Yousaf previously told The Eye the video was inappropriate, saying that “bashing student leaders” creates an unhealthy atmosphere on campus.

“If this type of behaviour is acceptable, then no wonder one of my executives did resign,” he said in a January interview, referring to the resignation of vice-president student life & events Lauren Emberson earlier that month.

At the time, Yousaf said he hadn’t raised his concerns about the video with Harlick or Nyaga because he “just didn’t want to increase the tension.” 
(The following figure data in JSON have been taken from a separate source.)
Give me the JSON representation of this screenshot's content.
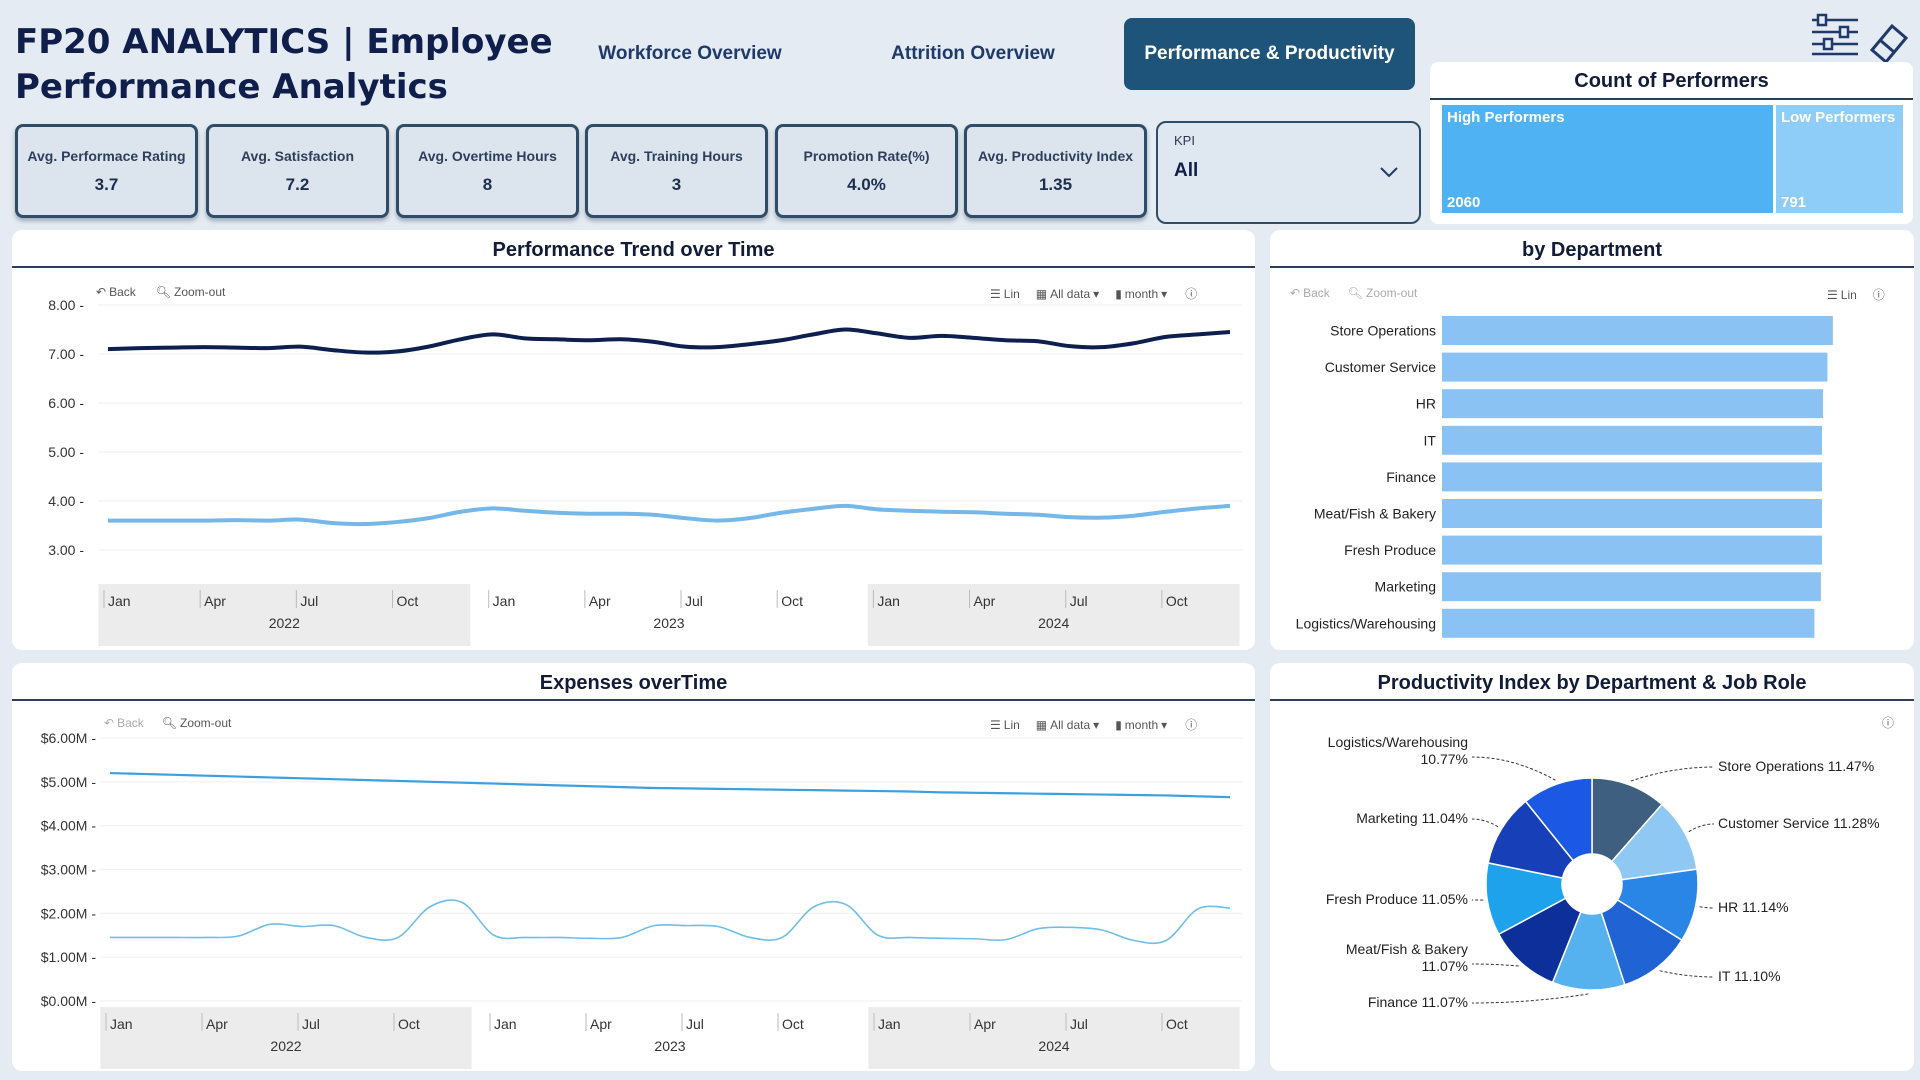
{
  "header": {
    "title": "FP20 ANALYTICS | Employee Performance Analytics",
    "tabs": [
      {
        "label": "Workforce Overview",
        "active": false
      },
      {
        "label": "Attrition Overview",
        "active": false
      },
      {
        "label": "Performance & Productivity",
        "active": true
      }
    ],
    "icons": [
      "filter-sliders-icon",
      "eraser-icon"
    ]
  },
  "kpis": [
    {
      "label": "Avg. Performace Rating",
      "value": "3.7"
    },
    {
      "label": "Avg. Satisfaction",
      "value": "7.2"
    },
    {
      "label": "Avg. Overtime Hours",
      "value": "8"
    },
    {
      "label": "Avg. Training Hours",
      "value": "3"
    },
    {
      "label": "Promotion Rate(%)",
      "value": "4.0%"
    },
    {
      "label": "Avg. Productivity Index",
      "value": "1.35"
    }
  ],
  "slicer": {
    "label": "KPI",
    "value": "All"
  },
  "toolbar": {
    "back": "Back",
    "zoom_out": "Zoom-out",
    "lin": "Lin",
    "all_data": "All data",
    "month": "month"
  },
  "colors": {
    "dark": "#0d1f4f",
    "light": "#74b7e8",
    "bar": "#8ac3f3",
    "tree_high": "#4fb3f3",
    "tree_low": "#8ecdf7"
  },
  "panels": {
    "perf_trend_title": "Performance Trend over Time",
    "by_dept_title": "by Department",
    "expenses_title": "Expenses overTime",
    "pie_title": "Productivity Index by Department & Job Role",
    "performers_title": "Count of Performers"
  },
  "performers": {
    "high_label": "High Performers",
    "high_value": "2060",
    "low_label": "Low Performers",
    "low_value": "791",
    "high_count": 2060,
    "low_count": 791
  },
  "axis": {
    "months": [
      "Jan",
      "Apr",
      "Jul",
      "Oct",
      "Jan",
      "Apr",
      "Jul",
      "Oct",
      "Jan",
      "Apr",
      "Jul",
      "Oct"
    ],
    "years": [
      "2022",
      "2023",
      "2024"
    ]
  },
  "chart_data": [
    {
      "type": "line",
      "title": "Performance Trend over Time",
      "y_ticks": [
        "8.00",
        "7.00",
        "6.00",
        "5.00",
        "4.00",
        "3.00"
      ],
      "ylim": [
        2.5,
        8.0
      ],
      "x": [
        "2022-01",
        "2022-02",
        "2022-03",
        "2022-04",
        "2022-05",
        "2022-06",
        "2022-07",
        "2022-08",
        "2022-09",
        "2022-10",
        "2022-11",
        "2022-12",
        "2023-01",
        "2023-02",
        "2023-03",
        "2023-04",
        "2023-05",
        "2023-06",
        "2023-07",
        "2023-08",
        "2023-09",
        "2023-10",
        "2023-11",
        "2023-12",
        "2024-01",
        "2024-02",
        "2024-03",
        "2024-04",
        "2024-05",
        "2024-06",
        "2024-07",
        "2024-08",
        "2024-09",
        "2024-10",
        "2024-11",
        "2024-12"
      ],
      "series": [
        {
          "values": [
            7.1,
            7.12,
            7.13,
            7.14,
            7.13,
            7.12,
            7.15,
            7.08,
            7.03,
            7.05,
            7.15,
            7.3,
            7.4,
            7.32,
            7.3,
            7.28,
            7.3,
            7.25,
            7.15,
            7.14,
            7.2,
            7.28,
            7.4,
            7.5,
            7.42,
            7.33,
            7.37,
            7.33,
            7.28,
            7.26,
            7.16,
            7.14,
            7.22,
            7.35,
            7.4,
            7.45
          ]
        },
        {
          "values": [
            3.6,
            3.6,
            3.6,
            3.6,
            3.61,
            3.6,
            3.62,
            3.55,
            3.53,
            3.57,
            3.65,
            3.78,
            3.85,
            3.8,
            3.76,
            3.74,
            3.74,
            3.72,
            3.65,
            3.6,
            3.65,
            3.76,
            3.84,
            3.9,
            3.83,
            3.8,
            3.78,
            3.77,
            3.74,
            3.72,
            3.67,
            3.66,
            3.7,
            3.78,
            3.85,
            3.9
          ]
        }
      ]
    },
    {
      "type": "bar",
      "title": "by Department",
      "categories": [
        "Store Operations",
        "Customer Service",
        "HR",
        "IT",
        "Finance",
        "Meat/Fish & Bakery",
        "Fresh Produce",
        "Marketing",
        "Logistics/Warehousing"
      ],
      "values": [
        360,
        355,
        351,
        350,
        350,
        350,
        350,
        349,
        343
      ],
      "xlim": [
        0,
        420
      ]
    },
    {
      "type": "line",
      "title": "Expenses overTime",
      "y_ticks": [
        "$6.00M",
        "$5.00M",
        "$4.00M",
        "$3.00M",
        "$2.00M",
        "$1.00M",
        "$0.00M"
      ],
      "ylim": [
        0,
        6
      ],
      "x": [
        "2022-01",
        "2022-02",
        "2022-03",
        "2022-04",
        "2022-05",
        "2022-06",
        "2022-07",
        "2022-08",
        "2022-09",
        "2022-10",
        "2022-11",
        "2022-12",
        "2023-01",
        "2023-02",
        "2023-03",
        "2023-04",
        "2023-05",
        "2023-06",
        "2023-07",
        "2023-08",
        "2023-09",
        "2023-10",
        "2023-11",
        "2023-12",
        "2024-01",
        "2024-02",
        "2024-03",
        "2024-04",
        "2024-05",
        "2024-06",
        "2024-07",
        "2024-08",
        "2024-09",
        "2024-10",
        "2024-11",
        "2024-12"
      ],
      "series": [
        {
          "values": [
            5.2,
            5.18,
            5.16,
            5.14,
            5.12,
            5.1,
            5.08,
            5.06,
            5.04,
            5.02,
            5.0,
            4.98,
            4.96,
            4.94,
            4.92,
            4.9,
            4.88,
            4.86,
            4.85,
            4.84,
            4.83,
            4.82,
            4.81,
            4.8,
            4.79,
            4.78,
            4.76,
            4.75,
            4.74,
            4.73,
            4.72,
            4.71,
            4.7,
            4.69,
            4.67,
            4.65
          ]
        },
        {
          "values": [
            1.45,
            1.45,
            1.45,
            1.45,
            1.48,
            1.75,
            1.7,
            1.72,
            1.45,
            1.45,
            2.15,
            2.25,
            1.5,
            1.45,
            1.45,
            1.43,
            1.45,
            1.72,
            1.72,
            1.7,
            1.45,
            1.45,
            2.15,
            2.2,
            1.5,
            1.45,
            1.43,
            1.42,
            1.4,
            1.65,
            1.68,
            1.62,
            1.38,
            1.38,
            2.1,
            2.12
          ]
        }
      ]
    },
    {
      "type": "pie",
      "title": "Productivity Index by Department & Job Role",
      "categories": [
        "Store Operations",
        "Customer Service",
        "HR",
        "IT",
        "Finance",
        "Meat/Fish & Bakery",
        "Fresh Produce",
        "Marketing",
        "Logistics/Warehousing"
      ],
      "values": [
        11.47,
        11.28,
        11.14,
        11.1,
        11.07,
        11.07,
        11.05,
        11.04,
        10.77
      ],
      "labels": [
        "Store Operations 11.47%",
        "Customer Service 11.28%",
        "HR 11.14%",
        "IT 11.10%",
        "Finance 11.07%",
        "Meat/Fish & Bakery 11.07%",
        "Fresh Produce 11.05%",
        "Marketing 11.04%",
        "Logistics/Warehousing 10.77%"
      ],
      "colors": [
        "#3f5f80",
        "#8ec8f3",
        "#2a86e6",
        "#1f63d4",
        "#56b1ef",
        "#0c2f9a",
        "#1fa2ec",
        "#163fb8",
        "#1b58e3"
      ]
    }
  ]
}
But with the elections looming, Yousaf now says he changed his mind. “Since Susanne and Cam [are] re-running I want the membership to know what’s going on in the RSU office,” he wrote in a message to The Eye. 

 

“I am incredibly disheartened to see a rise in this type of violence on campus and among people working to support their friends”

 

In his Facebook post, Yousaf also criticized Harlick’s Colonialism 150 campaign, saying executives were not consulted on it. Yousaf voted to approve the campaign at an executive meeting in June.

 

Here is the full statement Harlick sent to The Eye on behalf of himself and Nyaga:

While I didn’t expect this moment to be recorded and shared I do believe that the frustrations held in that room were valid. At the time of this video was taken, Susanne, myself and other students involved in the Ryerson Students’ Union were venting, off campus, about our experiences of misogyny, transphobia and racism within our office. These experiences unfortunately often came at the hands of the executive that we worked with on a day-to-day basis and created a toxic work environment that has made it incredibly difficult for Susanne and myself to continue the work we set out to do.
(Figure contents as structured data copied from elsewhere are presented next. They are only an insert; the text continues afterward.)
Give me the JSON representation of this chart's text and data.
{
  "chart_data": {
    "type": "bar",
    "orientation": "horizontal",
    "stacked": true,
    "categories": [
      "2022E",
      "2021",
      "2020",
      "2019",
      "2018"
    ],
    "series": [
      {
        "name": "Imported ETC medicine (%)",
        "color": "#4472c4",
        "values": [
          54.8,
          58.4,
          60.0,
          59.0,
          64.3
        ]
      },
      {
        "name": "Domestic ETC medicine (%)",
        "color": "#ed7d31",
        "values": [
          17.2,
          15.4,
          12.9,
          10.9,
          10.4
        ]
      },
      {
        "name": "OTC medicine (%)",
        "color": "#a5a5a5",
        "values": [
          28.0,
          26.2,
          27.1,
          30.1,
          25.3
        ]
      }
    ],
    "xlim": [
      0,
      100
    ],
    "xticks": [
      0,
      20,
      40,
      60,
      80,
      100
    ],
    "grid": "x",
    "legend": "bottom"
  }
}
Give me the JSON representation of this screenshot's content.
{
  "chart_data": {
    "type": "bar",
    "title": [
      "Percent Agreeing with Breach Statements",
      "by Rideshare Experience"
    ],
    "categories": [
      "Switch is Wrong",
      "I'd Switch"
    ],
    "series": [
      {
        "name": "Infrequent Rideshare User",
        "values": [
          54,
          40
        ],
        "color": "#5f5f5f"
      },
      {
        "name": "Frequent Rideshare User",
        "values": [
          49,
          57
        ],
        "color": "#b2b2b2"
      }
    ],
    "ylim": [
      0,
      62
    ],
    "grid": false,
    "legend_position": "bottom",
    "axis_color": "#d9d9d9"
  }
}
When we first got elected we were admittedly nervous. Two of the women on the previous executive came forward to talk about the “boys club” culture in the office. When we started our positions we started to see exactly what they were talking about. For example, as a gender non-binary/ two-spirit individual, I would be ignored and talked over at official meetings of the students’ union or gaslighted when I attempted to get the students’ union to address issues of oppression on campus. We have consistently tried to address these issues both within the executive and at board meetings, at which point, we have in return been met with ridicule, belittlement and condescending laughter.

As I continue to campaign I am incredibly disheartened to see a rise in this type of violence on campus and among people working to support their friends. Moving forward I hope that everyone engaging in student politics is more reflective on their actions. We should continuously strive to hold individuals in leadership positions accountable as we should also work to hold ourselves accountable.
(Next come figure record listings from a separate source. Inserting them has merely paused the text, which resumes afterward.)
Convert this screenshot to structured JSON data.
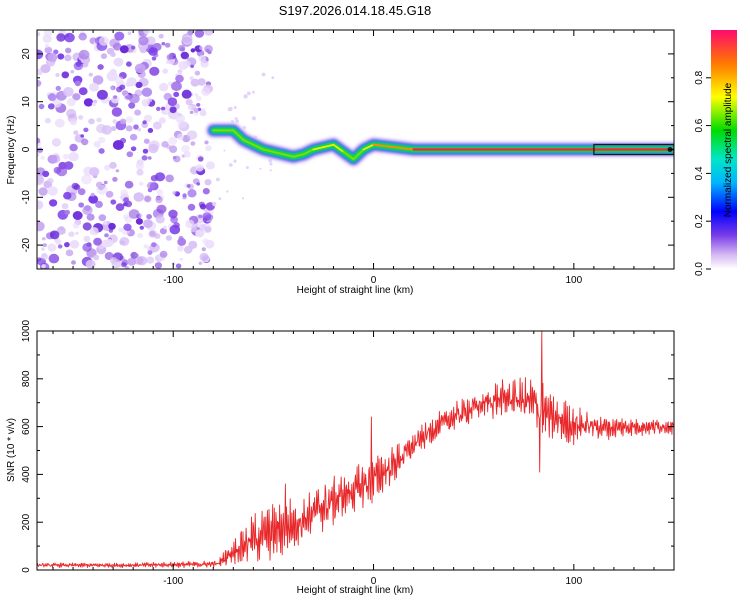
{
  "figure_title": "S197.2026.014.18.45.G18",
  "chart_data": [
    {
      "type": "heatmap",
      "title": "S197.2026.014.18.45.G18",
      "xlabel": "Height of straight line (km)",
      "ylabel": "Frequency (Hz)",
      "xlim": [
        -168,
        150
      ],
      "ylim": [
        -25,
        25
      ],
      "xticks": [
        -100,
        0,
        100
      ],
      "yticks": [
        -20,
        -10,
        0,
        10,
        20
      ],
      "colorbar": {
        "label": "Normalized spectral amplitude",
        "range": [
          0,
          1
        ],
        "ticks": [
          "0.0",
          "0.2",
          "0.4",
          "0.6",
          "0.8"
        ]
      },
      "noise_region_x": [
        -168,
        -80
      ],
      "signal_track": {
        "x": [
          -80,
          -70,
          -65,
          -60,
          -55,
          -50,
          -45,
          -40,
          -35,
          -30,
          -25,
          -20,
          -15,
          -10,
          -5,
          0,
          10,
          20,
          40,
          60,
          80,
          100,
          110,
          150
        ],
        "freq": [
          4,
          4,
          2,
          1,
          0,
          -0.5,
          -1,
          -1.5,
          -1,
          0,
          0.5,
          1,
          -0.5,
          -2,
          0,
          1,
          0.5,
          0,
          0,
          0,
          0,
          0,
          0,
          0
        ],
        "peak_amplitude": [
          0.45,
          0.55,
          0.4,
          0.4,
          0.45,
          0.55,
          0.6,
          0.6,
          0.55,
          0.6,
          0.65,
          0.7,
          0.55,
          0.5,
          0.65,
          0.8,
          0.85,
          0.9,
          0.95,
          1.0,
          1.0,
          1.0,
          1.0,
          1.0
        ]
      }
    },
    {
      "type": "line",
      "xlabel": "Height of straight line (km)",
      "ylabel": "SNR (10 * v/v)",
      "xlim": [
        -168,
        150
      ],
      "ylim": [
        0,
        1000
      ],
      "xticks": [
        -100,
        0,
        100
      ],
      "yticks": [
        0,
        200,
        400,
        600,
        800,
        1000
      ],
      "series": [
        {
          "name": "SNR",
          "color": "#e8282a",
          "envelope": {
            "x": [
              -168,
              -120,
              -78,
              -70,
              -60,
              -50,
              -40,
              -30,
              -20,
              -10,
              0,
              10,
              20,
              30,
              40,
              50,
              60,
              70,
              80,
              85,
              90,
              100,
              110,
              120,
              130,
              140,
              150
            ],
            "base": [
              20,
              20,
              25,
              80,
              130,
              160,
              190,
              240,
              290,
              330,
              380,
              440,
              520,
              590,
              640,
              680,
              710,
              720,
              700,
              660,
              630,
              610,
              600,
              595,
              600,
              600,
              605
            ],
            "amplitude": [
              10,
              10,
              15,
              60,
              110,
              120,
              120,
              110,
              110,
              100,
              110,
              80,
              60,
              60,
              60,
              70,
              80,
              90,
              110,
              150,
              110,
              90,
              60,
              50,
              40,
              40,
              40
            ]
          },
          "notable_points": [
            {
              "x": -44,
              "y": 360
            },
            {
              "x": -1,
              "y": 640
            },
            {
              "x": 84,
              "y": 1010
            },
            {
              "x": 83,
              "y": 410
            }
          ]
        }
      ]
    }
  ]
}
With files from Annie Arnone

Comments

  1. I am a bit confused on a number of fronts with this story….. who identified themselves as Two-Spirit — I think it’s Camryn Harlick? or is it someone else? More importantly, what Nation is the Two-Spirit person from? This is a very important detail see that term “Two-Spirit” is a way for the “Two-Spirit” community to organize; in other words, a way to identify those individuals who embody diverse (or non-normative) sexualities, genders, and gender expressions* and who are indigenous to Turtle Island.^ I’d like to know what nation the Two-Spirit person of this story is from?

    Harlan Pruden
    Managing Editor, TwoSpiritJournal.com

    *I am intentionally not using the Western frameworks, concepts, or identities of LGBTQ+. Instead I am opting for the descriptive statement of: “who embody diverse (or non-normative) sexualities, genders, and gender expressions.”
    ^Turtle Island is harkening to some of the first peoples’ creation stories (Anishnaabe, Lenepe, to list a few) and is used to name the land that we have come to call North America. Turtle Island is used to reference this land mass while not affirming or recognizing the two nation states of Canada or the United States of America.

    1. They are talking about Harlick, who identifies as two-spirit. Harlick is, to the extent of my knowledge, is Haudenosaunee and Metis.